Mathieu : En parlant de mouton, on pourrait peut-être proposer des kits laine + aiguilles + tuto pour apprendre aux enfants à tricoter ?
Steve : Pourquoi pas… Faudrait voir à partir de quel âge ils peuvent manipuler des aiguilles sans risquer de se les fourrer dans les yeux.
Lucas : Ou ailleurs !
Nordine : On parle d’enfants, Lucas !
Jacques : Mais pourquoi leur apprendre à faire des couvertures, si dans le monde de demain, d’après vous, il va faire très chaud ?
Steve : Mais putain, Jacques, tu le fais exprès ! C’est pas parce qu’on aura des étés caniculaires qu’on risquera plus de se peler le cul au cœur de l’hiver !
Maryse : Allez allez, messieurs. Gardons notre sang-froid.
Steve : Bon. Et pour l’univers sport. Des idées ?
Maryse : J’ai un ami commercial qui bosse pour les animaleries. Je sais qu’il cherche actuellement à écouler un surstock d’obstacles d’agility : haies, bascules, slalom, tunnel… On pourrait peut-être les lui racheter à un bon prix pour créer des kits d’entraînement militaire pour les plus petits ?
Lucas : À quel âge fait-on la taille d’un border-collie ?
Maryse : Je ne sais pas… Trois ou quatre ans, peut-être ?
Steve : L’idée est bonne. On la garde. En plus, si ces obstacles sont actuellement en surstock, on va pouvoir pressurer le fournisseur pour obtenir un bon prix. Et pour l’activité physique des plus grands, on prévoit quoi ?
Mathieu : Si tu veux préparer les gamins à la vie stressante qui les attend, on pourrait mettre au point un jeu de mines anti personnel. Un parcours jonché d’obstacles – les mines, en l’occurrence – sur lequel ils devront faire preuve de courage et de dextérité pour ne pas finir la journée manchots !
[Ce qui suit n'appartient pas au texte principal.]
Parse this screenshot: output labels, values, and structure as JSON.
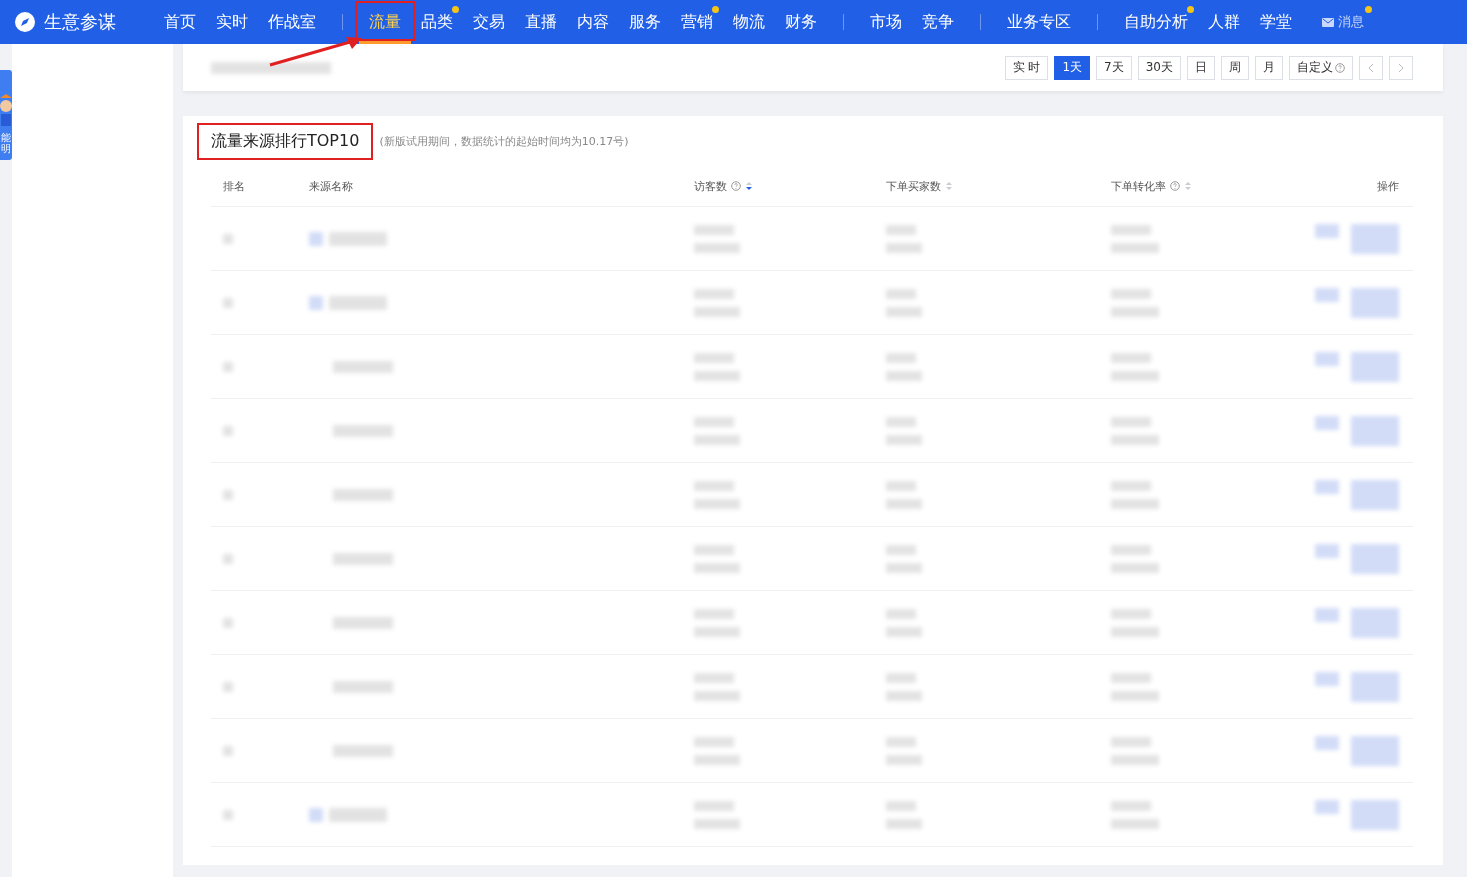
{
  "nav": {
    "brand": "生意参谋",
    "items": [
      {
        "kind": "item",
        "label": "首页",
        "selected": false,
        "dot": false,
        "highlighted": false
      },
      {
        "kind": "item",
        "label": "实时",
        "selected": false,
        "dot": false,
        "highlighted": false
      },
      {
        "kind": "item",
        "label": "作战室",
        "selected": false,
        "dot": false,
        "highlighted": false
      },
      {
        "kind": "divider"
      },
      {
        "kind": "item",
        "label": "流量",
        "selected": true,
        "dot": false,
        "highlighted": true
      },
      {
        "kind": "item",
        "label": "品类",
        "selected": false,
        "dot": true,
        "highlighted": false
      },
      {
        "kind": "item",
        "label": "交易",
        "selected": false,
        "dot": false,
        "highlighted": false
      },
      {
        "kind": "item",
        "label": "直播",
        "selected": false,
        "dot": false,
        "highlighted": false
      },
      {
        "kind": "item",
        "label": "内容",
        "selected": false,
        "dot": false,
        "highlighted": false
      },
      {
        "kind": "item",
        "label": "服务",
        "selected": false,
        "dot": false,
        "highlighted": false
      },
      {
        "kind": "item",
        "label": "营销",
        "selected": false,
        "dot": true,
        "highlighted": false
      },
      {
        "kind": "item",
        "label": "物流",
        "selected": false,
        "dot": false,
        "highlighted": false
      },
      {
        "kind": "item",
        "label": "财务",
        "selected": false,
        "dot": false,
        "highlighted": false
      },
      {
        "kind": "divider"
      },
      {
        "kind": "item",
        "label": "市场",
        "selected": false,
        "dot": false,
        "highlighted": false
      },
      {
        "kind": "item",
        "label": "竞争",
        "selected": false,
        "dot": false,
        "highlighted": false
      },
      {
        "kind": "divider"
      },
      {
        "kind": "item",
        "label": "业务专区",
        "selected": false,
        "dot": false,
        "highlighted": false
      },
      {
        "kind": "divider"
      },
      {
        "kind": "item",
        "label": "自助分析",
        "selected": false,
        "dot": true,
        "highlighted": false
      },
      {
        "kind": "item",
        "label": "人群",
        "selected": false,
        "dot": false,
        "highlighted": false
      },
      {
        "kind": "item",
        "label": "学堂",
        "selected": false,
        "dot": false,
        "highlighted": false
      },
      {
        "kind": "message",
        "label": "消息",
        "selected": false,
        "dot": true,
        "highlighted": false
      }
    ]
  },
  "side_tab": {
    "lines": [
      "能",
      "明"
    ]
  },
  "period_buttons": [
    {
      "kind": "text",
      "label": "实 时",
      "selected": false
    },
    {
      "kind": "text",
      "label": "1天",
      "selected": true
    },
    {
      "kind": "text",
      "label": "7天",
      "selected": false
    },
    {
      "kind": "text",
      "label": "30天",
      "selected": false
    },
    {
      "kind": "text",
      "label": "日",
      "selected": false
    },
    {
      "kind": "text",
      "label": "周",
      "selected": false
    },
    {
      "kind": "text",
      "label": "月",
      "selected": false
    },
    {
      "kind": "help",
      "label": "自定义",
      "selected": false
    },
    {
      "kind": "prev",
      "selected": false
    },
    {
      "kind": "next",
      "selected": false
    }
  ],
  "panel": {
    "title": "流量来源排行TOP10",
    "highlighted": true,
    "note": "(新版试用期间，数据统计的起始时间均为10.17号)",
    "table": {
      "columns": [
        {
          "label": "排名",
          "help": false,
          "sortable": false,
          "sorted": false
        },
        {
          "label": "来源名称",
          "help": false,
          "sortable": false,
          "sorted": false
        },
        {
          "label": "访客数",
          "help": true,
          "sortable": true,
          "sorted": true
        },
        {
          "label": "下单买家数",
          "help": false,
          "sortable": true,
          "sorted": false
        },
        {
          "label": "下单转化率",
          "help": true,
          "sortable": true,
          "sorted": false
        },
        {
          "label": "操作",
          "help": false,
          "sortable": false,
          "sorted": false
        }
      ],
      "rows": [
        {
          "kind": "source"
        },
        {
          "kind": "source"
        },
        {
          "kind": "sub"
        },
        {
          "kind": "sub"
        },
        {
          "kind": "sub"
        },
        {
          "kind": "sub"
        },
        {
          "kind": "sub"
        },
        {
          "kind": "sub"
        },
        {
          "kind": "sub"
        },
        {
          "kind": "source"
        }
      ]
    }
  }
}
Steve : … Intéressant. Tu peux développer.
Mathieu : Euh, je plaisantais, hein…
Steve : Nan, mais on est d’accord, on ne va pas vendre de véritables charges explosives ! Mais un simple retour sonore lorsqu’ils entrent en contact avec la fausse mine, ce n’est pas suffisant…
Maryse : On pourrait peut-être mettre des autocollants de monstres sur le dessus des mines, pour que ce soit plus ludique.
Steve : Non, non, pas des monstres… Je ne veux plus rien de fictif…
Lucas : Des autocollants de virus ?
Steve : C’est pas mal… Attendez ! J’ai encore mieux : des photos de tous les grands climatosceptiques de ce monde. Oui, je vois bien la face de Trump ou de Bolsonaro en gros plan. Ce jeu aurait assurément un fort impact. Un véritable conditionnement, à la manière du chien de Pavlov ! Les enfants associeront à tout jamais ces fous à la notion de danger.
Jacques : Ces hommes ont tout de même été élus démocratiquement. Créer des mines à l’effigie de ces grands politiciens, je trouve ça tout de même assez…
Steve : Jacques ! Mon vieux ! STOP ! Garde-toi, tant que tu vivras, de juger les gens sur la mine.